PIOJ to Engage Disabled Community on Vision 2030
By: April 29, 2011 ,The Key Point:
The Facts
- This move is expected to complement the planned distribution of some 500 copies of the Braille translation of the 88-page popular version of the original 400-page Vision 2030 Jamaica document, to facilitate stakeholder access.
- Last week, presentations were made to some six agencies and organisations that support the visually challenged, as well as the Jamaica Library Service (JLS), and the Centre for Disability Studies, University of the West Indies (UWI) at a function held at the Jamaica Society for the Blind’s Old Hope Road offices in Kingston.
The Full Story
The Planning Institute of Jamaica (PIOJ) plans to engage in consultations with members of the physically challenged community, particularly the visually impaired, to see how best they can be incorporated in the development and implementation of the country’s National Development Plan – Vision 2030 Jamaica.
This move is expected to complement the planned distribution of some 500 copies of the Braille translation of the 88-page popular version of the original 400-page Vision 2030 Jamaica document, to facilitate stakeholder access.
Last week, presentations were made to some six agencies and organisations that support the visually challenged, as well as the Jamaica Library Service (JLS), and the Centre for Disability Studies, University of the West Indies (UWI) at a function held at the Jamaica Society for the Blind’s Old Hope Road offices in Kingston.
PIOJ’s Director General, Dr. Gladstone Hughes, indicated then, that the Braille translation will assist in achieving and fulfilling Vision 2030 Jamaica’s fundamental principle, of facilitating “the inclusiveness of all key target groups in our society in the transformation of Jamaica into …the place of choice to live, work, raise families, and do business”.
Communications Specialist for Vision 2030 Jamaica, Carmen Miller, told JIS News that, having commenced distribution, stakeholders will be engaged in follow-up consultations to discuss the document’s provisions and facilitate a better understanding of it; explore the role they can play in its implementation; and examine the accruable benefits.
“Just giving books doesn’t mean that persons have gotten the message, so, as we are doing with other target groups, with the schools, with community groups, we will also be doing with our various stakeholders (in the visually and physically challenged communities). We have to ensure that everyone has access to the information, this is why, from the onset, we decided that we were going do whatever we could to include everyone,” she stated.
She said that the PIOJ is “toying with the idea” of producing a similar format for the 400-page document.
Ms. Miller informed that copies of the Braille translation will also be distributed to JLS’ parish and branch libraries and book mobiles islandwide, “to ensure that at least a copy available, so persons can come in and read at their convenience”.

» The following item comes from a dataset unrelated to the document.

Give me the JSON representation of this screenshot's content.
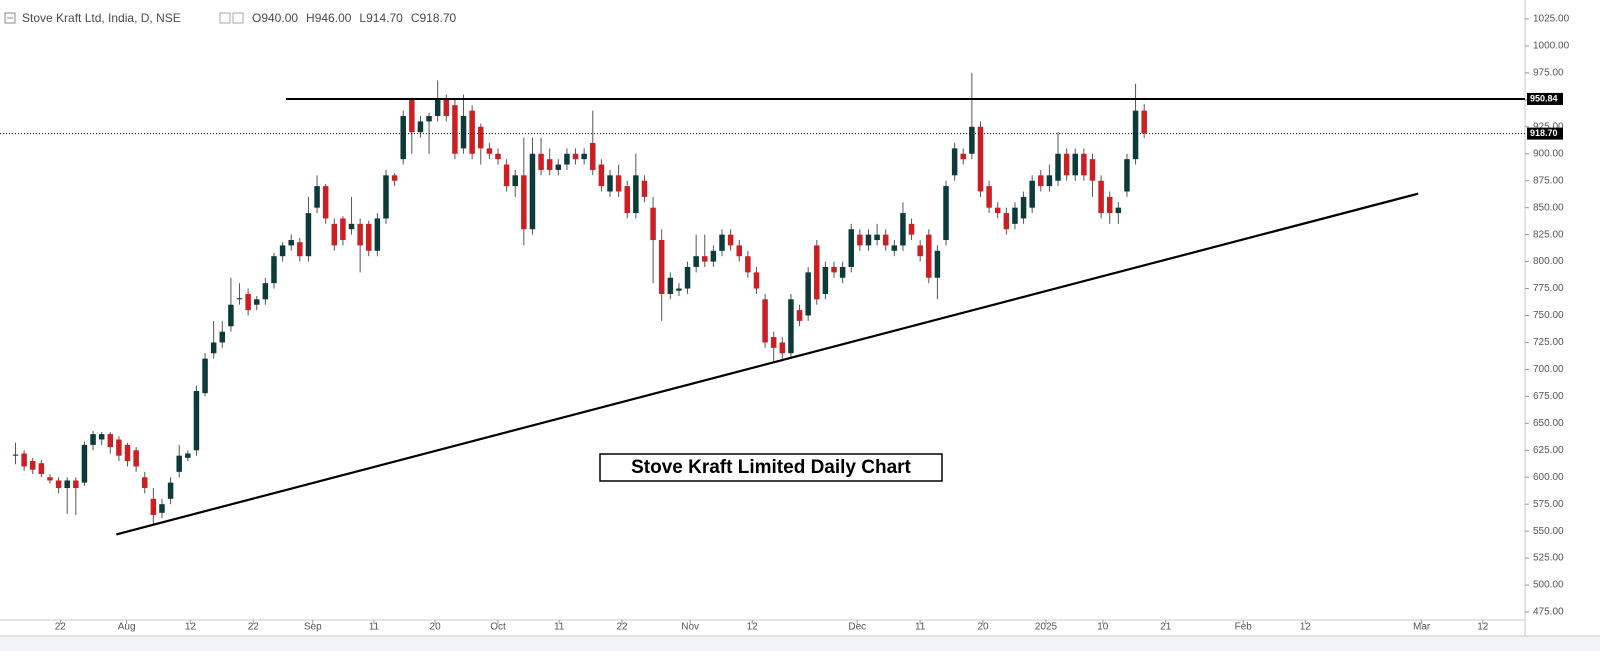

The Braille format was prepared by the Special Education Unit, Ministry of Education, with whom the PIOJ has partnered on the undertaking.
Meanwhile, the National Library of Jamaica is working on audio books of the Vision 2030 Jamaica popular version, which should be ready by June.
Ms. Miller informed that video clips are also in production, as the agency seeks to reach the youth. These should be completed in early May. “We will be getting the key messages, through these clips, (out), which we will post on YouTube, we will have them on television, (and) we will use them in small group interactions, etc,” she said.